As the cult of Dilla has grown, various rappers have appropriated tracks from Donuts. So this post actually includes two playlists. Above, there's J. Dilla's 'Donuts' Samples, which pairs the old records that served as Donuts' source material with the new songs he created with them. But there's also "J Dilla, Donuts – The Songs", which features some of the many subsequent songs featuring Donuts beats.
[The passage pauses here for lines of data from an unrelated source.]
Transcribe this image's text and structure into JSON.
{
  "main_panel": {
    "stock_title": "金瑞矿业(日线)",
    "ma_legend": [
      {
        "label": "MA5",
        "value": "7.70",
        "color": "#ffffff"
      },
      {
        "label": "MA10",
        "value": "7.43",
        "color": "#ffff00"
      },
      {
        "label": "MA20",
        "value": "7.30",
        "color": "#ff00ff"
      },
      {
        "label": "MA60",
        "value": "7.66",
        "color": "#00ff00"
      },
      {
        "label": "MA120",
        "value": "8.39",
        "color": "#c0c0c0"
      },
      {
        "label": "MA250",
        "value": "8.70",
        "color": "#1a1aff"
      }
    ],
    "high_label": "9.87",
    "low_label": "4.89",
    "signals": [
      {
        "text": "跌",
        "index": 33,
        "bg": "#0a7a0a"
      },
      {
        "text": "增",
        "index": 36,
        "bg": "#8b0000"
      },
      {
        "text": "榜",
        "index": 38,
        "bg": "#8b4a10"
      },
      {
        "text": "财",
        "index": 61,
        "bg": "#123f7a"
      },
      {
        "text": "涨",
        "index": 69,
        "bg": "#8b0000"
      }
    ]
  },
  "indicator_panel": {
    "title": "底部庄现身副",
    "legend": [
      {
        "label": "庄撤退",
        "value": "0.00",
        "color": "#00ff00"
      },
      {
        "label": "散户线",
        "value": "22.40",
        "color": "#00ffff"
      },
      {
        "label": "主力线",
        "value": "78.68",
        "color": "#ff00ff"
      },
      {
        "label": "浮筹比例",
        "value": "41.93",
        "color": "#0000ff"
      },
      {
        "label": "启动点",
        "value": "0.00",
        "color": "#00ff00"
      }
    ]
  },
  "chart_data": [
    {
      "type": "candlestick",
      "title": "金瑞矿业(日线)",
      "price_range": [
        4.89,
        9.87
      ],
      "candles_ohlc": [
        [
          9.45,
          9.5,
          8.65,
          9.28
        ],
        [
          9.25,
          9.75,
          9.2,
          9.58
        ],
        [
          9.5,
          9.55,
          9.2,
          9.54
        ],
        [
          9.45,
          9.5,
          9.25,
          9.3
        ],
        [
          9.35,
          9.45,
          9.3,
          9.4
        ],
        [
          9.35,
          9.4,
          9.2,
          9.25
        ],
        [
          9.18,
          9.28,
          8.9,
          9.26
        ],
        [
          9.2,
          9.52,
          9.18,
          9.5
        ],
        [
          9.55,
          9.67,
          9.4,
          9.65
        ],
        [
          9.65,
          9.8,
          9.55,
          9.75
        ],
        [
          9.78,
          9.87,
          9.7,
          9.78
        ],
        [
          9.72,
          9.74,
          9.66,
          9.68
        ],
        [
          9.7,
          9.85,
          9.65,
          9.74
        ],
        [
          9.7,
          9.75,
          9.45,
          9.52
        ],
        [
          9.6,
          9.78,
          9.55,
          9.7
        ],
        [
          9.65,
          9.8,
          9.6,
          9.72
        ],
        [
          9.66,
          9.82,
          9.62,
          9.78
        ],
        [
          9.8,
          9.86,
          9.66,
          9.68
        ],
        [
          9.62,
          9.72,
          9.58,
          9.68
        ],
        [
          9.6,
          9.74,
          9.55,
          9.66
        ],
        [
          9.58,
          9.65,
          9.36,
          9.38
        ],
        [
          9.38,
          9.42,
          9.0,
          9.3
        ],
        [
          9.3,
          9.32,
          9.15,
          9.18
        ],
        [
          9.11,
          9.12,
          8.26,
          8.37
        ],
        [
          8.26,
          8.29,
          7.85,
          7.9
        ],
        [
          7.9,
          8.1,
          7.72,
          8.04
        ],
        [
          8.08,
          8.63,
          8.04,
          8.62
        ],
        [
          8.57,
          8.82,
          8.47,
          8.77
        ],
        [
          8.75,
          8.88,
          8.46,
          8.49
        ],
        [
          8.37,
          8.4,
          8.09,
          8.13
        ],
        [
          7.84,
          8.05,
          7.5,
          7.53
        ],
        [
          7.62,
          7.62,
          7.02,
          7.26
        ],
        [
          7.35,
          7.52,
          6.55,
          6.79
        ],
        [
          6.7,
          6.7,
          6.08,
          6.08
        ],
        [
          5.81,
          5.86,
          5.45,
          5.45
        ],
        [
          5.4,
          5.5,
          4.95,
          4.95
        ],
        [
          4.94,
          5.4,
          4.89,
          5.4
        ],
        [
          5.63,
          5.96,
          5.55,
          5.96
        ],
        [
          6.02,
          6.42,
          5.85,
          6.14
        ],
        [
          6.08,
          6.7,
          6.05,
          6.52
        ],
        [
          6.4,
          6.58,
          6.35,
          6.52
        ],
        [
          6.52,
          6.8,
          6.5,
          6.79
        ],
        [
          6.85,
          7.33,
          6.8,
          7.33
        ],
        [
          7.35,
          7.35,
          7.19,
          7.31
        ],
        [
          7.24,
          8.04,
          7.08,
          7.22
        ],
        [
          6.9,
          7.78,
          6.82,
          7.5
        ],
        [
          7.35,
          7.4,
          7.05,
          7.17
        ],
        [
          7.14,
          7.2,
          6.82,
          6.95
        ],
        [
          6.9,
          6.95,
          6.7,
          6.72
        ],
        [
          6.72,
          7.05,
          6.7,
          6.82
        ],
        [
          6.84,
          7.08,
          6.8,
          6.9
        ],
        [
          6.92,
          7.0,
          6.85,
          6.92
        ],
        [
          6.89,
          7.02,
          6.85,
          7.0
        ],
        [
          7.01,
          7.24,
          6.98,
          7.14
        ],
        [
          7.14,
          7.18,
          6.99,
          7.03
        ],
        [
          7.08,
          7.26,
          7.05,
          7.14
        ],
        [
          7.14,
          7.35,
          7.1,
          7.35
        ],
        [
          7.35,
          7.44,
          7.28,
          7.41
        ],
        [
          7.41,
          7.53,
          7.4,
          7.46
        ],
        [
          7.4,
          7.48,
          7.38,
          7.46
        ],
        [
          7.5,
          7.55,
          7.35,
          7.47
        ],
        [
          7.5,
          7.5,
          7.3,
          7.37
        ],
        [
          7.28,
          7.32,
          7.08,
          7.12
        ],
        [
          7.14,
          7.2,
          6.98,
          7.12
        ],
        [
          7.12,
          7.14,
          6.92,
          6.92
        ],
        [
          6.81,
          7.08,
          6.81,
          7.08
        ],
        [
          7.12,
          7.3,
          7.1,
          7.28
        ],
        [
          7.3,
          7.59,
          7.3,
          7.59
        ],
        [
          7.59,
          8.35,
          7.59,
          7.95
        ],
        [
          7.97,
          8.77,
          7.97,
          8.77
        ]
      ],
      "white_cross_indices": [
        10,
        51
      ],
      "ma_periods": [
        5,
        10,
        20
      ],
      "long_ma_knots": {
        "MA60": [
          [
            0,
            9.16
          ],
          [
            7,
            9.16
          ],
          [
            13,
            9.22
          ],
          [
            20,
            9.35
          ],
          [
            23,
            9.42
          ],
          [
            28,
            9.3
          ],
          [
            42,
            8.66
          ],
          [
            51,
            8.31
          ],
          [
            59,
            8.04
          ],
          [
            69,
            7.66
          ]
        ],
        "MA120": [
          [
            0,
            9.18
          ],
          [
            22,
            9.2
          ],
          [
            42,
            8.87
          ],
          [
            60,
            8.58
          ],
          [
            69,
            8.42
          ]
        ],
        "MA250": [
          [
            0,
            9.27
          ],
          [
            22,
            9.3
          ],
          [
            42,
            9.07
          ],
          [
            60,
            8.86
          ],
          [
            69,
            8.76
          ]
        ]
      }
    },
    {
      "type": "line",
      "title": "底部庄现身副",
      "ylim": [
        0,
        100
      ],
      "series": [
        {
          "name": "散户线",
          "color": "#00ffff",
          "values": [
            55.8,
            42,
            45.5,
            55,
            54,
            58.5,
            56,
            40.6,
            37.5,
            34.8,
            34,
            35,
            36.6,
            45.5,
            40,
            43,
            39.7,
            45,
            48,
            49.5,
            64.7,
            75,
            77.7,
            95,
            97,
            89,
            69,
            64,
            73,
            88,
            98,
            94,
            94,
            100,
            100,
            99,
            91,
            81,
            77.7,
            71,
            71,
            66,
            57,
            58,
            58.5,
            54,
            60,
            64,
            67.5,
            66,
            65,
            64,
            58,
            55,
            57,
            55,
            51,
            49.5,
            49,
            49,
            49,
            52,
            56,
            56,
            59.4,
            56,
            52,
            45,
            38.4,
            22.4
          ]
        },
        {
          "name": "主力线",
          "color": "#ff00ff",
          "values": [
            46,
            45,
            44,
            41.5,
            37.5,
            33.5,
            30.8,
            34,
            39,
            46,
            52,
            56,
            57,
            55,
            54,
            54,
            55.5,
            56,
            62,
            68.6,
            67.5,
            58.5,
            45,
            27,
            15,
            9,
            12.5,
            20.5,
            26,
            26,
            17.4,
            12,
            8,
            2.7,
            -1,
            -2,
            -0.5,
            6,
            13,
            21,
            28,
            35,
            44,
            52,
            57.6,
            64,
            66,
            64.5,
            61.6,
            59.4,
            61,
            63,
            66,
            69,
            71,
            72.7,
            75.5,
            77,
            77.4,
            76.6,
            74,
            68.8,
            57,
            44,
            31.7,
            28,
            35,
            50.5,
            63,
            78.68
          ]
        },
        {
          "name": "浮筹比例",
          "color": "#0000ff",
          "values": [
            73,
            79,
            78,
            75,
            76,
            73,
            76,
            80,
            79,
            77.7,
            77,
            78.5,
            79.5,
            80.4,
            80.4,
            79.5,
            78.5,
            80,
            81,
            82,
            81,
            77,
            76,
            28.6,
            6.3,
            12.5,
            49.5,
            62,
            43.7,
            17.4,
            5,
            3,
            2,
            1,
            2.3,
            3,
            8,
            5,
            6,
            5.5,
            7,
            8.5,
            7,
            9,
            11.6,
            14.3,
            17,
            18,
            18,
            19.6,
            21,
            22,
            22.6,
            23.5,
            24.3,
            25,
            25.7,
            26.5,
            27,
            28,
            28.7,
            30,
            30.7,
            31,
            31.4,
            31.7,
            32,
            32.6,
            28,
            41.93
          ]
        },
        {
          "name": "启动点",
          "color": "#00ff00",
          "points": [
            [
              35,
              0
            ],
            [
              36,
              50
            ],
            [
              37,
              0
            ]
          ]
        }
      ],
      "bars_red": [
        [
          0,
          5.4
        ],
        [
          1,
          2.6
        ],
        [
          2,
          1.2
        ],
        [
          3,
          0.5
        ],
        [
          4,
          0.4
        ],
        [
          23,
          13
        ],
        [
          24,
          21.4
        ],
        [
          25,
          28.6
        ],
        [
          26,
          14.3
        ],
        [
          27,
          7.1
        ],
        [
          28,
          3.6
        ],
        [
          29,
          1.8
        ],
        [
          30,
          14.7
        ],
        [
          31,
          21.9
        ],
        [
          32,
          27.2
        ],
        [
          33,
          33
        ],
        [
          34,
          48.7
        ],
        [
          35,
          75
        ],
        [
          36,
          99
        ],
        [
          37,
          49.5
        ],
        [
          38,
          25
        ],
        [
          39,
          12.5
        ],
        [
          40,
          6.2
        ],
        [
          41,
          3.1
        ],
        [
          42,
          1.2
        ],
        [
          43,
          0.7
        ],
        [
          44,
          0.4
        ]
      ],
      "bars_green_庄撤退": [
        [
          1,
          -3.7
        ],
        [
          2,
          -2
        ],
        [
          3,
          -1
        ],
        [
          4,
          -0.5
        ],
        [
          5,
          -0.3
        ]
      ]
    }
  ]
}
A final note: Most of these Source Material picks -- the most influential full albums to precede Donuts, from Fear of a Black Planet to Midnight Marauders -- should be obvious to the knowledgeable hip-hop fan, except maybe for Amp Fiddler's Waltz of a Ghetto Fly. A veteran Detroit keyboardist and producer who toured with George Clinton, Amp Fiddler not only taught Dilla how to use a sampler, but also introduced him to Q-Tip of A Tribe Called Quest. Both men were mentors. A special audio documentary Rhapsody published in November 2006, "In Memoriam: J Dilla The Rhapsody Interview," features interviews about Dilla with friends and relatives such as Eothen "Egon" Alapatt, drummer/producer Karriem Riggins and his mother, Maureen "Ma Dukes" Yancey. And though it was released three years after Dilla's death, Madlib's heartfelt Vol. 5-6: A Tribute To… deserves inclusion here.